By Isaac Cohen*
Stock markets in the United States closed the third quarter with the worst monthly performance since the slump caused by the pandemic in March 2020. Even so, despite the loss of 4.8 percent in September, for this year the S&P500 index is up 15 percent and it reached six consecutive quarters of positive results.

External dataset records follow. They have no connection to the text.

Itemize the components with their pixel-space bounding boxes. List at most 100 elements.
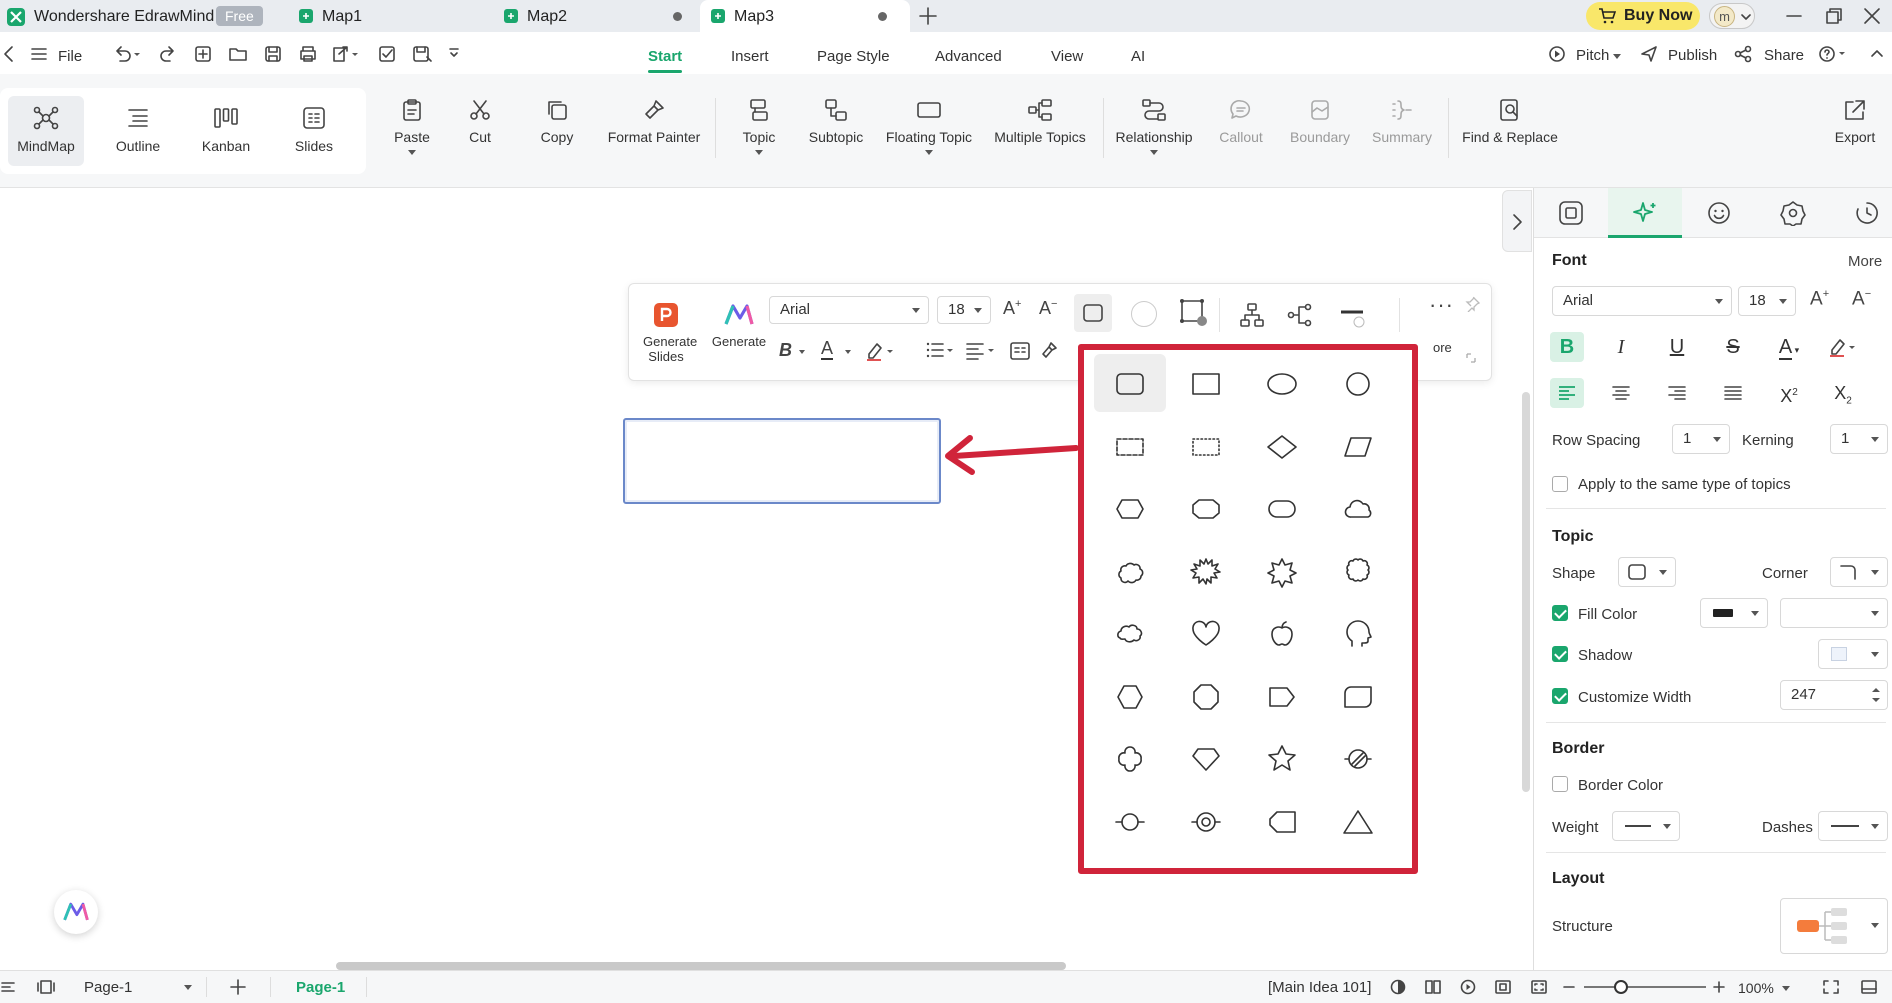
shape-option-ellipse[interactable] (1246, 354, 1318, 412)
align-icon[interactable] (965, 340, 997, 362)
corner-select[interactable] (1830, 557, 1888, 587)
user-avatar[interactable]: m (1709, 3, 1755, 29)
highlight-icon[interactable] (865, 340, 895, 362)
export-file-icon[interactable] (332, 45, 360, 63)
panel-decrease-font-icon[interactable]: A− (1852, 288, 1871, 310)
callout-button[interactable]: Callout (1218, 98, 1264, 145)
vertical-scrollbar[interactable] (1522, 392, 1530, 792)
tab-ai[interactable]: AI (1131, 48, 1145, 65)
format-painter-button[interactable]: Format Painter (604, 98, 704, 145)
decrease-font-icon[interactable]: A− (1039, 298, 1057, 319)
customize-width-checkbox[interactable] (1552, 688, 1568, 704)
new-tab-plus-icon[interactable] (918, 6, 938, 26)
topic-shape-select[interactable] (1618, 557, 1676, 587)
border-weight-select[interactable] (1612, 811, 1680, 841)
font-size-select[interactable]: 18 (937, 296, 991, 324)
connector-style-icon[interactable] (1287, 302, 1313, 328)
cut-button[interactable]: Cut (456, 98, 504, 145)
italic-button[interactable]: I (1604, 332, 1638, 362)
open-folder-icon[interactable] (228, 45, 248, 63)
publish-button[interactable]: Publish (1640, 44, 1724, 66)
more-options-icon[interactable]: ··· (1429, 292, 1454, 318)
print-icon[interactable] (298, 45, 318, 63)
shape-option-circle-slash[interactable] (1322, 729, 1394, 787)
shape-option-dashed-rectangle[interactable] (1094, 417, 1166, 475)
pitch-button[interactable]: Pitch (1548, 44, 1622, 66)
floating-topic-button[interactable]: Floating Topic (884, 98, 974, 155)
shape-option-scalloped-circle[interactable] (1322, 542, 1394, 600)
tab-start[interactable]: Start (648, 48, 682, 65)
page-thumbnails-icon[interactable] (36, 979, 56, 995)
shadow-color-picker[interactable] (1818, 639, 1888, 669)
zoom-slider-handle[interactable] (1614, 980, 1628, 994)
fill-secondary-color-picker[interactable] (1780, 598, 1888, 628)
shape-option-rectangle[interactable] (1170, 354, 1242, 412)
row-spacing-select[interactable]: 1 (1672, 424, 1730, 454)
fill-color-swatch[interactable] (1131, 301, 1157, 327)
clear-format-brush-icon[interactable] (1039, 340, 1059, 362)
fill-color-checkbox[interactable] (1552, 605, 1568, 621)
panel-tab-history[interactable] (1830, 188, 1892, 238)
generate-slides-button[interactable]: Generate Slides (643, 302, 697, 364)
shape-option-burst-star[interactable] (1246, 542, 1318, 600)
superscript-button[interactable]: X2 (1772, 378, 1806, 408)
play-slideshow-icon[interactable] (1460, 979, 1476, 995)
book-view-icon[interactable] (1424, 979, 1442, 995)
toggle-panel-icon[interactable] (1860, 979, 1878, 995)
tab-insert[interactable]: Insert (731, 48, 769, 65)
justify-button[interactable] (1716, 378, 1750, 408)
relationship-button[interactable]: Relationship (1114, 98, 1194, 155)
ai-assistant-button[interactable] (54, 890, 98, 934)
shape-option-brain-cloud[interactable] (1094, 604, 1166, 662)
fit-page-icon[interactable] (1494, 979, 1512, 995)
summary-button[interactable]: Summary (1370, 98, 1434, 145)
panel-tab-icons[interactable] (1682, 188, 1756, 238)
selected-main-topic[interactable] (623, 418, 941, 504)
file-menu[interactable]: File (58, 48, 82, 65)
save-icon[interactable] (264, 45, 282, 63)
outline-view-icon[interactable] (0, 979, 16, 995)
shape-option-parallelogram[interactable] (1322, 417, 1394, 475)
customize-width-input[interactable]: 247 (1780, 680, 1888, 710)
border-dashes-select[interactable] (1818, 811, 1888, 841)
ai-generate-button[interactable]: Generate (711, 302, 767, 349)
shape-option-circle-target[interactable] (1170, 792, 1242, 850)
fullscreen-icon[interactable] (1822, 979, 1840, 995)
structure-select[interactable] (1780, 898, 1888, 954)
text-box-icon[interactable] (1009, 340, 1031, 362)
shape-option-cross-rounded[interactable] (1094, 729, 1166, 787)
font-more-link[interactable]: More (1848, 253, 1882, 270)
align-left-button[interactable] (1550, 378, 1584, 408)
fill-color-picker[interactable] (1700, 598, 1768, 628)
page-select[interactable]: Page-1 (74, 975, 200, 999)
panel-tab-format[interactable] (1534, 188, 1608, 238)
new-file-icon[interactable] (194, 45, 212, 63)
list-icon[interactable] (925, 340, 955, 362)
kerning-select[interactable]: 1 (1830, 424, 1888, 454)
shape-option-heart[interactable] (1170, 604, 1242, 662)
find-replace-button[interactable]: Find & Replace (1462, 98, 1558, 145)
apply-same-type-checkbox[interactable] (1552, 476, 1568, 492)
zoom-level-select[interactable]: 100% (1738, 975, 1798, 999)
collapse-ribbon-icon[interactable] (1870, 47, 1884, 61)
tab-map3[interactable]: Map3 (700, 0, 910, 32)
shape-option-triangle[interactable] (1322, 792, 1394, 850)
view-slides-button[interactable]: Slides (276, 96, 352, 166)
fit-screen-icon[interactable] (1530, 979, 1548, 995)
subscript-button[interactable]: X2 (1826, 378, 1860, 408)
tab-page-style[interactable]: Page Style (817, 48, 890, 65)
resize-corner-icon[interactable] (1465, 352, 1477, 364)
border-style-icon[interactable] (1179, 298, 1209, 328)
shape-option-circle-line[interactable] (1094, 792, 1166, 850)
increase-font-icon[interactable]: A+ (1003, 298, 1021, 319)
boundary-button[interactable]: Boundary (1290, 98, 1350, 145)
theme-contrast-icon[interactable] (1390, 979, 1406, 995)
font-family-select[interactable]: Arial (769, 296, 929, 324)
stepper-icon[interactable] (1871, 683, 1881, 707)
panel-increase-font-icon[interactable]: A+ (1810, 288, 1829, 310)
tab-map1[interactable]: Map1 (298, 0, 494, 32)
shape-option-cloud-bumpy[interactable] (1094, 542, 1166, 600)
view-outline-button[interactable]: Outline (100, 96, 176, 166)
paste-button[interactable]: Paste (380, 98, 444, 155)
layout-structure-icon[interactable] (1239, 302, 1265, 328)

As Nobel laureate and Yale professor Robert J. Schiller said, in The New York Times 10/03/21), all major asset classes, including stocks, bonds and real estate, in the United States “have never been this overpriced simultaneously in modern history.”
For this reason, there are several concerns. Starting with the new variant of the virus, complex negotiations in Congress, inflationary pressures and the central bank’s dismantling of accommodative measures, together with supply-chain bottlenecks and hiring difficulties.
Unfortunately, nobody knows with certainty when a bull market comes to an end. Except for abrupt crashes, such as those of September 11, or last year’s pandemic slump, not all sectors decline simultaneously. As pointed by the columnist Mark Hulbert, in the Wall Street Journal (10/05/21), “not all sectors…hit their bull-market highs at the same time.” Therefore, Hulbert says, “in most cases it’s more accurate to view a bull-market top as a process rather than a single event.” Be it as it may, Professor Schiller concluded, “clearly, this is a time for investors to be cautious.”
*International analyst and consultant, former Director ECLAC Washington. Commentator on economic and financial issues for CNN en Español TV and radio, UNIVISION, TELEMUNDO and other media.